15 December 2020

Slate: An Armenian Tragedy

COVID-19, unsurprisingly, is rampant in Karabakh and new arrivals at the center get their temperature checked and a face mask if they don’t have one. Many of these people had spent days or weeks in crowded underground bomb shelters in Karabakh before fleeing to Armenia. I couldn’t help but notice that the mask-wearing rate was maybe 60 percent, but who can worry about an invisible threat like the coronavirus when a very tangible one is landing and exploding around you? Besides, it’s pretty much impossible to socially distance when you’re a refugee. [...]

Armenia had won control of Karabakh in a previous war with Azerbaijan, in the 1990s, as the Soviet Union was collapsing. That war had ended in a cease-fire but not a peace treaty, and Karabakh is still internationally recognized as Azerbaijani territory. Armenians didn’t see it that way, though. “There is no Armenia without Karabakh,” Prime Minister Nikol Pashinyan said in one wartime address to the nation. [...]

Losing Karabakh would be not only a national defeat but also a blow, possibly fatal, to the hopes engendered by Armenia’s 2018 Velvet Revolution, in which the man-of-the-people ex-journalist Pashinyan improbably toppled the corrupt, strongman regime that had ruled the country for two decades.

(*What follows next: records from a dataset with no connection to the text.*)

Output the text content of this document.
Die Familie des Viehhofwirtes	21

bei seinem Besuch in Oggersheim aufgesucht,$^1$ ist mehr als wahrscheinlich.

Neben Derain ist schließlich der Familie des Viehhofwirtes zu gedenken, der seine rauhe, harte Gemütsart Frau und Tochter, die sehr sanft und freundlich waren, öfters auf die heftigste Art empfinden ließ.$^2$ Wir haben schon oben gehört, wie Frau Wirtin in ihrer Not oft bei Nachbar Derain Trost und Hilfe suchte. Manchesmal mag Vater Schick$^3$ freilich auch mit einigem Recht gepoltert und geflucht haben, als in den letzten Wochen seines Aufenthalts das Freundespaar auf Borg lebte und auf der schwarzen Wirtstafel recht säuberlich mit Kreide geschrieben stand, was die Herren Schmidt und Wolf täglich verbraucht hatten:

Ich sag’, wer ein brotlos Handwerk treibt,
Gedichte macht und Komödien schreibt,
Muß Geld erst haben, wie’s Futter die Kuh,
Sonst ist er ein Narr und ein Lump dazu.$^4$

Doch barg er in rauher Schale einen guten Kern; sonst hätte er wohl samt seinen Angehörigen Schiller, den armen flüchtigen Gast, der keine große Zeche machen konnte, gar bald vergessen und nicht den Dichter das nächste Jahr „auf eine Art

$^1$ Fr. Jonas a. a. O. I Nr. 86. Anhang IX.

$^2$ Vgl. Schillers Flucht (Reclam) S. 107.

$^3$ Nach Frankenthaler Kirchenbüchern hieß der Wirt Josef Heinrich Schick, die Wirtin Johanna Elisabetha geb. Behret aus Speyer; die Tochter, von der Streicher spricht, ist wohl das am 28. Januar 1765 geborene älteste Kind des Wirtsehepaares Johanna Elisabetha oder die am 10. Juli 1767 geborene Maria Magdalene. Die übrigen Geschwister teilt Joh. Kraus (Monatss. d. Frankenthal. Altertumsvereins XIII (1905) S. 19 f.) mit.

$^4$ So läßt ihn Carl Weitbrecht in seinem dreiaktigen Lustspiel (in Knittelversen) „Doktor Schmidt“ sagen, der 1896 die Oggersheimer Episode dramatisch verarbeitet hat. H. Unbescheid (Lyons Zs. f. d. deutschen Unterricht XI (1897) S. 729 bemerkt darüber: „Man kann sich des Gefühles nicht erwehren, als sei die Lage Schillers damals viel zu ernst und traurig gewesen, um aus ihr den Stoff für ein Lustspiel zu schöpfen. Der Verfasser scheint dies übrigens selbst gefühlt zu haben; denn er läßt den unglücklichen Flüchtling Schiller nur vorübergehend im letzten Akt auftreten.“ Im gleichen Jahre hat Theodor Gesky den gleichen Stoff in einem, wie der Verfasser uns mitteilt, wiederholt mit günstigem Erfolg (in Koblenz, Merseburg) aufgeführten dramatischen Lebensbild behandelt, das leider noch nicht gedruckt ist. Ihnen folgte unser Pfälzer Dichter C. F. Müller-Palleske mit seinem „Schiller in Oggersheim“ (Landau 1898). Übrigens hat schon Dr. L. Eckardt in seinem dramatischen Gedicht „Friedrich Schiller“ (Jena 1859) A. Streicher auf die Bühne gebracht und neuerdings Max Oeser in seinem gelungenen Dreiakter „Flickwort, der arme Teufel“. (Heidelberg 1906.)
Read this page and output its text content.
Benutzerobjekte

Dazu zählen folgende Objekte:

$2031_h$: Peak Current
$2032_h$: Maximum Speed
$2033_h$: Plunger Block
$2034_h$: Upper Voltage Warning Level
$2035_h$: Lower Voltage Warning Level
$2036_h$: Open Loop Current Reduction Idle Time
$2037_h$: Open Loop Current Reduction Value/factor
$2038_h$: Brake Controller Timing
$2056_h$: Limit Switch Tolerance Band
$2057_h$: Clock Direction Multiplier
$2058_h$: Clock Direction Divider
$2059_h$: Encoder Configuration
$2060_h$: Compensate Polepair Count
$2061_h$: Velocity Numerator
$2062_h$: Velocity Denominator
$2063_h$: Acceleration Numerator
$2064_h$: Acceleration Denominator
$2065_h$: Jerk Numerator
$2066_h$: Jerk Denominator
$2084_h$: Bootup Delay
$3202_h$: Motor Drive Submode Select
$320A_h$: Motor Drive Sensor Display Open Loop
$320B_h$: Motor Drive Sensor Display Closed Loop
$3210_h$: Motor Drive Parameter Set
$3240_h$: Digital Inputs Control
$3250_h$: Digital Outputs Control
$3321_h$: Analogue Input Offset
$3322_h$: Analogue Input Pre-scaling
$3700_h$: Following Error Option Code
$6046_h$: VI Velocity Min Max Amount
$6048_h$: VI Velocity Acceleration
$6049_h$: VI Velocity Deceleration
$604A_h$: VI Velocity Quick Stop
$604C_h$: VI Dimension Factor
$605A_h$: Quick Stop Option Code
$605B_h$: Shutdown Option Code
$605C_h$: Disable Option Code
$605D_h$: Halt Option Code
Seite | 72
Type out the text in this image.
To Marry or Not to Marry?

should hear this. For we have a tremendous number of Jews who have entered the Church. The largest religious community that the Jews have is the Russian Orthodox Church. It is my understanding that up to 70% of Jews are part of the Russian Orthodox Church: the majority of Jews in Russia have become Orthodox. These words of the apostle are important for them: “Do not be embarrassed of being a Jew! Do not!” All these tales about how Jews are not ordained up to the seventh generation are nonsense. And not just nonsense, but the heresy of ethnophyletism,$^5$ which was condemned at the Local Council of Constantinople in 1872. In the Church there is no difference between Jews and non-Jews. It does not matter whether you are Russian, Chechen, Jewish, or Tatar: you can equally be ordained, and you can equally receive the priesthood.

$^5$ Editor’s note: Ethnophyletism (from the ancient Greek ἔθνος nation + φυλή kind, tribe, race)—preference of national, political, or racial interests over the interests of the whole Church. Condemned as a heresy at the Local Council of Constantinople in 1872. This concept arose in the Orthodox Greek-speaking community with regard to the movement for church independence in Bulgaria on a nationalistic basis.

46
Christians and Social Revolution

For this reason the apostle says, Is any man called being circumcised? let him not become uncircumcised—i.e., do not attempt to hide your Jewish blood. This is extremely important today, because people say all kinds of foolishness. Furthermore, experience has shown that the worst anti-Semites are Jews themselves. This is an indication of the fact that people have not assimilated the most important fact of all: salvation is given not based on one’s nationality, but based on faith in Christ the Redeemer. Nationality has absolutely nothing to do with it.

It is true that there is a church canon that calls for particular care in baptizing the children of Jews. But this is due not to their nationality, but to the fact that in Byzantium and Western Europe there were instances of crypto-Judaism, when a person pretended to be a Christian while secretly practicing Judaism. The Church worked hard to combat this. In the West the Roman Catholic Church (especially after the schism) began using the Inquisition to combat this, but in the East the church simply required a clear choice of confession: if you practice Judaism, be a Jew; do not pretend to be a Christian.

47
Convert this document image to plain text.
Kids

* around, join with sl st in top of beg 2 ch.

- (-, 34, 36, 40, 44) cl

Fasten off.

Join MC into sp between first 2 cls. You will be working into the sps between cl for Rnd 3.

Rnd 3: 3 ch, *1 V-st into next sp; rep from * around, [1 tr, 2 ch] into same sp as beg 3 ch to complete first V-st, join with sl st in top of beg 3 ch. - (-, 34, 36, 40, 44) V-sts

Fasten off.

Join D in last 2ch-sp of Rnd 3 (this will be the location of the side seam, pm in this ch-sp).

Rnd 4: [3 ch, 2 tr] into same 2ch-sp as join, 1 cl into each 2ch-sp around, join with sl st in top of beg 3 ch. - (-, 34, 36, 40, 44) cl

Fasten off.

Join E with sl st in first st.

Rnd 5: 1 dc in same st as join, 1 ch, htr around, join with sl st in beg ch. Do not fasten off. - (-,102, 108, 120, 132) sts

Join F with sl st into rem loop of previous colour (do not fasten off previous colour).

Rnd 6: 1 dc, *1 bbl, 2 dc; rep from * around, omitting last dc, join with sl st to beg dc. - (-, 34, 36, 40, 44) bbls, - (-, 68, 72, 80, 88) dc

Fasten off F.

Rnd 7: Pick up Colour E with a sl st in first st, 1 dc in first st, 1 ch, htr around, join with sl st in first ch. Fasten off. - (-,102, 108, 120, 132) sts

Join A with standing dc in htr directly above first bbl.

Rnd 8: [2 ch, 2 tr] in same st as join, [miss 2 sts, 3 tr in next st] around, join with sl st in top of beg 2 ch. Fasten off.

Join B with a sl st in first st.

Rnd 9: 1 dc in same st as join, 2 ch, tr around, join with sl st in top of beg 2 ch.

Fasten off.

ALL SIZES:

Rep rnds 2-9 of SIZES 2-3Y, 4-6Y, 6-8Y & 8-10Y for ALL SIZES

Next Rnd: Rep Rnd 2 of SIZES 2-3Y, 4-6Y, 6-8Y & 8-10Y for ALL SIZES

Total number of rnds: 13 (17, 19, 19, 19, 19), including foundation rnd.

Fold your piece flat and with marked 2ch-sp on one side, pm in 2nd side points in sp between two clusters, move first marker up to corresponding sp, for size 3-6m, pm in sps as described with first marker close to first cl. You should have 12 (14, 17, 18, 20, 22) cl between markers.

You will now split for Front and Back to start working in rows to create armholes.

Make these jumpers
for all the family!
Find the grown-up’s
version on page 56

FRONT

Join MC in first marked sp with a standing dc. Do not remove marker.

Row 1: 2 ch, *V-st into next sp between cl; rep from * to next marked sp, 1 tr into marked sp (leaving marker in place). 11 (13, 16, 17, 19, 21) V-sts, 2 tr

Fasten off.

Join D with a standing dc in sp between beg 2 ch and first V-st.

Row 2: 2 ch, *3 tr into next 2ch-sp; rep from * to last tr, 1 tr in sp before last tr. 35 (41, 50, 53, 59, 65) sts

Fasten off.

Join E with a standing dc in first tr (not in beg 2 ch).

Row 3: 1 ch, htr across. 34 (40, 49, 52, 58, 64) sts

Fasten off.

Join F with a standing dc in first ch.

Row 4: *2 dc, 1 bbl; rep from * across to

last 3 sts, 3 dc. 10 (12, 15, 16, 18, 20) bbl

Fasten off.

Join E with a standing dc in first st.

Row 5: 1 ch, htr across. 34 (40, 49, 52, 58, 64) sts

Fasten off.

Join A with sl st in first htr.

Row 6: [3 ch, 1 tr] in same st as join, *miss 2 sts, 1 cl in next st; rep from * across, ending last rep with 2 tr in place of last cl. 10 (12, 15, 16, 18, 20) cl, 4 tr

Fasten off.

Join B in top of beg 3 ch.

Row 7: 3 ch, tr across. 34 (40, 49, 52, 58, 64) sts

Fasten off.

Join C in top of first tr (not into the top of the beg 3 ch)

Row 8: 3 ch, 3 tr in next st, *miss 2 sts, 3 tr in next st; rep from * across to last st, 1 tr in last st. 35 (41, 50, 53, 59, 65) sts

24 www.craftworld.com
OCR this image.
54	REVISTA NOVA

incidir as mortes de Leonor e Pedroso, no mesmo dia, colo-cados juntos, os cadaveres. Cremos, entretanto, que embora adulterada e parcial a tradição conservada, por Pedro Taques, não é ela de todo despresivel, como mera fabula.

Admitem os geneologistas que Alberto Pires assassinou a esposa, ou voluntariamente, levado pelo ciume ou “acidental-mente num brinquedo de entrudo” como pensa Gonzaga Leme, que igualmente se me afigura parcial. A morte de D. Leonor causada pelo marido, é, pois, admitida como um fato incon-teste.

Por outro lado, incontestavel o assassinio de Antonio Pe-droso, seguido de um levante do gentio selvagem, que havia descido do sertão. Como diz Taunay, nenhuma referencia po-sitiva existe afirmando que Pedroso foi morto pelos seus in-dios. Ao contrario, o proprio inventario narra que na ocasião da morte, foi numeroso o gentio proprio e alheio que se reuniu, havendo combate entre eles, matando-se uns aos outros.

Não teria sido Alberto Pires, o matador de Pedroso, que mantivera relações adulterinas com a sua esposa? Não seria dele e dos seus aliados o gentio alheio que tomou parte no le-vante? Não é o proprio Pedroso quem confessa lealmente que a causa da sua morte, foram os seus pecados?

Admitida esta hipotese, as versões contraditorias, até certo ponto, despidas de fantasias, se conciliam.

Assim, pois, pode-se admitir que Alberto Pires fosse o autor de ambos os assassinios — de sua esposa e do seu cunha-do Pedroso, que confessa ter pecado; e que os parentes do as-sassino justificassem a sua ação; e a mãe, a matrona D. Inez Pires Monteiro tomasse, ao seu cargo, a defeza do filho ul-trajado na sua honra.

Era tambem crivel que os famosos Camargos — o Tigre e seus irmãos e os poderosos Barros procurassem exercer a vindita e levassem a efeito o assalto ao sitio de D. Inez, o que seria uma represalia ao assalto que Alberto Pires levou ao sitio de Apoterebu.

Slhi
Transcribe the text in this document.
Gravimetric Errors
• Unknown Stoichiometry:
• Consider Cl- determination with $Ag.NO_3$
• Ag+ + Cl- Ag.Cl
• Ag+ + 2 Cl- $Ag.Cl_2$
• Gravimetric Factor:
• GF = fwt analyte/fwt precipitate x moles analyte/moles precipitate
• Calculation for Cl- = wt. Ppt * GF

For Pashinyan to be the one to lose to Azerbaijan would threaten the country’s prospects for democracy.[...]

The Armenian media had, however, uncritically picked up the official line. This was partly due to a censorship regime: Shortly after fighting started, the government instituted martial law, one of the provisions of which was that it was illegal “to call into question the military capabilities” of the armed forces. But it also seemed to be partly a self-censorship in response to popular demand: There was no appetite for news about how Armenia was losing. [...]

This war had been coming for a long time. In the late 1980s, Armenians demanded that Karabakh—which was inside the borders of Soviet Azerbaijan—be transferred to Soviet Armenia. Interethnic violence broke out and then, when the Soviet Union collapsed, all-out war. By the time a cease-fire was signed in 1994, Armenia controlled a substantial part of Azerbaijani territory. That included Nagorno-Karabakh, as well as large swaths of other territory surrounding it, which Armenian forces captured during the fighting. Those territories had been almost entirely populated by ethnic Azerbaijanis, who all fled. In total, more than 600,000 Azerbaijanis were displaced from this area, according to United Nations figures.